The determination displayed by the European Central Bank (ECB) and its president, Christine Lagarde, does not leave the market indifferent.

Following the central bank’s announcements, the euro accelerated its fall against the dollar and fell back briefly below parity. Around 4 p.m., the currency of the euro zone fell another 0.7% to 1.0014 dollars.

For their part, bond yields are easing. While they were trending up before the intervention of the central bank, the 10-year German sovereign debt rate dropped 8 basis points (0.08%) while the yield on the equivalent French Treasury bond ( OAT) also drops 9 basis points to 2.564%.

As anticipated by the market, the ECB raised all of its key rates by 75 basis points or 0.75%. But the work of the ECB “is far from complete,” said Jack Alleyn-Reynolds of Capital Economics, who expects other “aggressive” rate hikes in the months to come.

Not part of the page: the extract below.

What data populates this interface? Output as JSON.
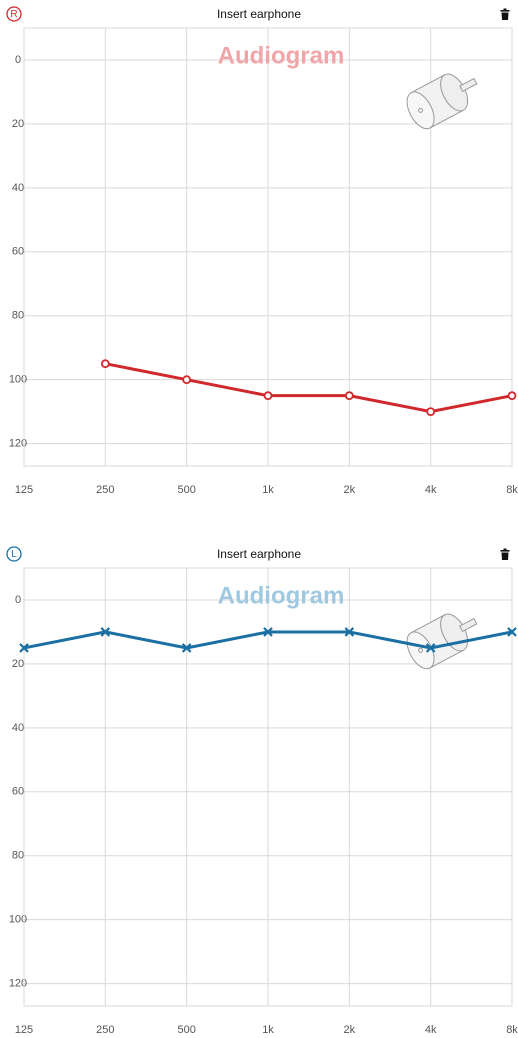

“We still have a long way to go,” acknowledged Christine Lagarde on this point during her press conference. The central banker said the ECB would decide in December on measures to reduce its balance sheet.

End of a “gift” to banks

In addition to announcements on key rates, the ECB has decided to tighten the conditions of its targeted loans (TLTRO) III granted at advantageous rates to banks to encourage them to lend to households and businesses.

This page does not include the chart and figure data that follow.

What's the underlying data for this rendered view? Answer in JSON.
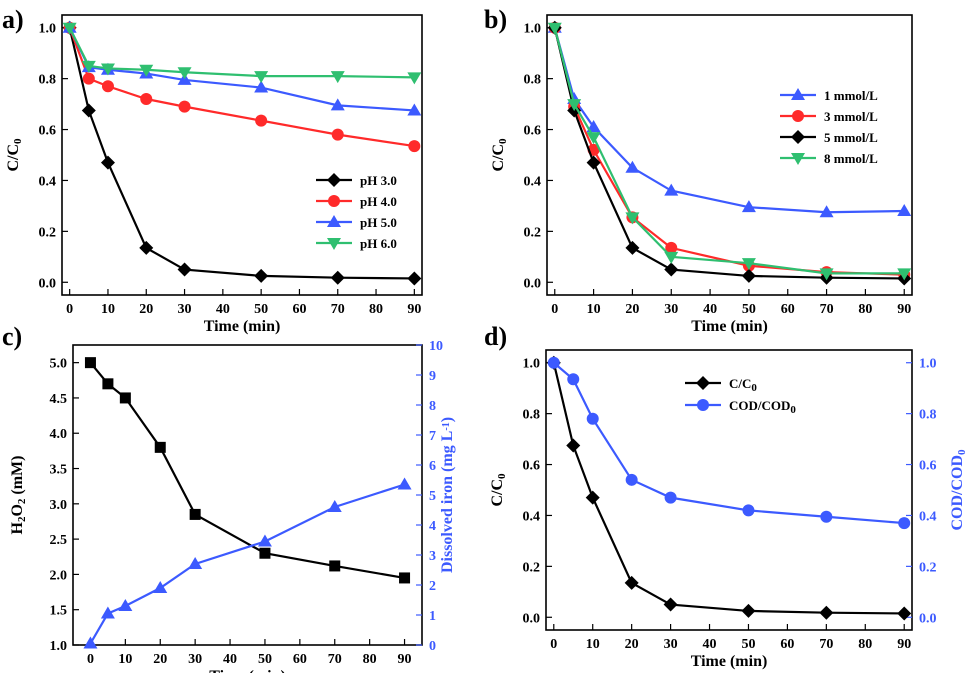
{
  "chart_data": [
    {
      "panel": "a)",
      "type": "line",
      "xlabel": "Time (min)",
      "ylabel": "C/C0",
      "xlim": [
        -2,
        92
      ],
      "ylim": [
        -0.05,
        1.05
      ],
      "xticks": [
        0,
        10,
        20,
        30,
        40,
        50,
        60,
        70,
        80,
        90
      ],
      "yticks": [
        0.0,
        0.2,
        0.4,
        0.6,
        0.8,
        1.0
      ],
      "ytick_labels": [
        "0.0",
        "0.2",
        "0.4",
        "0.6",
        "0.8",
        "1.0"
      ],
      "legend_position": "bottom-right",
      "x": [
        0,
        5,
        10,
        20,
        30,
        50,
        70,
        90
      ],
      "series": [
        {
          "name": "pH 3.0",
          "color": "#000000",
          "marker": "diamond",
          "values": [
            1.0,
            0.675,
            0.47,
            0.135,
            0.05,
            0.025,
            0.018,
            0.015
          ]
        },
        {
          "name": "pH 4.0",
          "color": "#ff2a2a",
          "marker": "circle",
          "values": [
            1.0,
            0.8,
            0.77,
            0.72,
            0.69,
            0.635,
            0.58,
            0.535
          ]
        },
        {
          "name": "pH 5.0",
          "color": "#3c5aff",
          "marker": "triangle-up",
          "values": [
            1.0,
            0.845,
            0.835,
            0.82,
            0.795,
            0.765,
            0.695,
            0.675
          ]
        },
        {
          "name": "pH 6.0",
          "color": "#2fbf70",
          "marker": "triangle-down",
          "values": [
            1.0,
            0.85,
            0.84,
            0.835,
            0.825,
            0.81,
            0.81,
            0.805
          ]
        }
      ]
    },
    {
      "panel": "b)",
      "type": "line",
      "xlabel": "Time (min)",
      "ylabel": "C/C0",
      "xlim": [
        -2,
        92
      ],
      "ylim": [
        -0.05,
        1.05
      ],
      "xticks": [
        0,
        10,
        20,
        30,
        40,
        50,
        60,
        70,
        80,
        90
      ],
      "yticks": [
        0.0,
        0.2,
        0.4,
        0.6,
        0.8,
        1.0
      ],
      "ytick_labels": [
        "0.0",
        "0.2",
        "0.4",
        "0.6",
        "0.8",
        "1.0"
      ],
      "legend_position": "right",
      "x": [
        0,
        5,
        10,
        20,
        30,
        50,
        70,
        90
      ],
      "series": [
        {
          "name": "1 mmol/L",
          "color": "#3c5aff",
          "marker": "triangle-up",
          "values": [
            1.0,
            0.72,
            0.61,
            0.45,
            0.36,
            0.295,
            0.275,
            0.28
          ]
        },
        {
          "name": "3 mmol/L",
          "color": "#ff2a2a",
          "marker": "circle",
          "values": [
            1.0,
            0.69,
            0.52,
            0.255,
            0.135,
            0.065,
            0.04,
            0.03
          ]
        },
        {
          "name": "5 mmol/L",
          "color": "#000000",
          "marker": "diamond",
          "values": [
            1.0,
            0.675,
            0.47,
            0.135,
            0.05,
            0.025,
            0.018,
            0.015
          ]
        },
        {
          "name": "8 mmol/L",
          "color": "#2fbf70",
          "marker": "triangle-down",
          "values": [
            1.0,
            0.7,
            0.57,
            0.255,
            0.1,
            0.075,
            0.035,
            0.035
          ]
        }
      ]
    },
    {
      "panel": "c)",
      "type": "line",
      "xlabel": "Time (min)",
      "ylabel": "H2O2 (mM)",
      "ylabel_right": "Dissolved iron (mg L-1)",
      "xlim": [
        -5,
        95
      ],
      "ylim": [
        1.0,
        5.25
      ],
      "ylim_right": [
        0,
        10
      ],
      "xticks": [
        0,
        10,
        20,
        30,
        40,
        50,
        60,
        70,
        80,
        90
      ],
      "yticks": [
        1.0,
        1.5,
        2.0,
        2.5,
        3.0,
        3.5,
        4.0,
        4.5,
        5.0
      ],
      "ytick_labels": [
        "1.0",
        "1.5",
        "2.0",
        "2.5",
        "3.0",
        "3.5",
        "4.0",
        "4.5",
        "5.0"
      ],
      "yticks_right": [
        0,
        1,
        2,
        3,
        4,
        5,
        6,
        7,
        8,
        9,
        10
      ],
      "ytick_labels_right": [
        "0",
        "1",
        "2",
        "3",
        "4",
        "5",
        "6",
        "7",
        "8",
        "9",
        "10"
      ],
      "x": [
        0,
        5,
        10,
        20,
        30,
        50,
        70,
        90
      ],
      "series": [
        {
          "axis": "left",
          "color": "#000000",
          "marker": "square",
          "values": [
            5.0,
            4.7,
            4.5,
            3.8,
            2.85,
            2.3,
            2.12,
            1.95
          ]
        },
        {
          "axis": "right",
          "color": "#3c5aff",
          "marker": "triangle-up",
          "values": [
            0.05,
            1.05,
            1.3,
            1.9,
            2.7,
            3.45,
            4.6,
            5.35
          ]
        }
      ]
    },
    {
      "panel": "d)",
      "type": "line",
      "xlabel": "Time (min)",
      "ylabel": "C/C0",
      "ylabel_right": "COD/COD0",
      "xlim": [
        -2,
        92
      ],
      "ylim": [
        -0.05,
        1.05
      ],
      "ylim_right": [
        -0.05,
        1.05
      ],
      "xticks": [
        0,
        10,
        20,
        30,
        40,
        50,
        60,
        70,
        80,
        90
      ],
      "yticks": [
        0.0,
        0.2,
        0.4,
        0.6,
        0.8,
        1.0
      ],
      "ytick_labels": [
        "0.0",
        "0.2",
        "0.4",
        "0.6",
        "0.8",
        "1.0"
      ],
      "yticks_right": [
        0.0,
        0.2,
        0.4,
        0.6,
        0.8,
        1.0
      ],
      "ytick_labels_right": [
        "0.0",
        "0.2",
        "0.4",
        "0.6",
        "0.8",
        "1.0"
      ],
      "legend_position": "top-right",
      "x": [
        0,
        5,
        10,
        20,
        30,
        50,
        70,
        90
      ],
      "series": [
        {
          "name": "C/C0",
          "axis": "left",
          "color": "#000000",
          "marker": "diamond",
          "values": [
            1.0,
            0.675,
            0.47,
            0.135,
            0.05,
            0.025,
            0.018,
            0.015
          ]
        },
        {
          "name": "COD/COD0",
          "axis": "right",
          "color": "#3c5aff",
          "marker": "circle",
          "values": [
            1.0,
            0.935,
            0.78,
            0.54,
            0.47,
            0.42,
            0.395,
            0.37
          ]
        }
      ]
    }
  ]
}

These loans currently allow banks to benefit from a windfall effect. Clearly, the interest rates on these TLTRO III are lower than the ECB deposit rate. As a result, banks have an interest in holding onto these loans and placing them within the ECB, at deposit rates, for a gain.

This paradox is due to the fact that the ECB did not expect to have to raise its key rates so quickly when it implemented the conditions for these TLTRO III.

The central bank therefore corrected the situation. “The ECB’s change in TLTRO terms removes attractive arbitrage potential for banks, Jefferies analysts note.

According to Pictet Wealth Management, the TLTRO III borrowings of eurozone banks amount to approximately 2.1 trillion euros.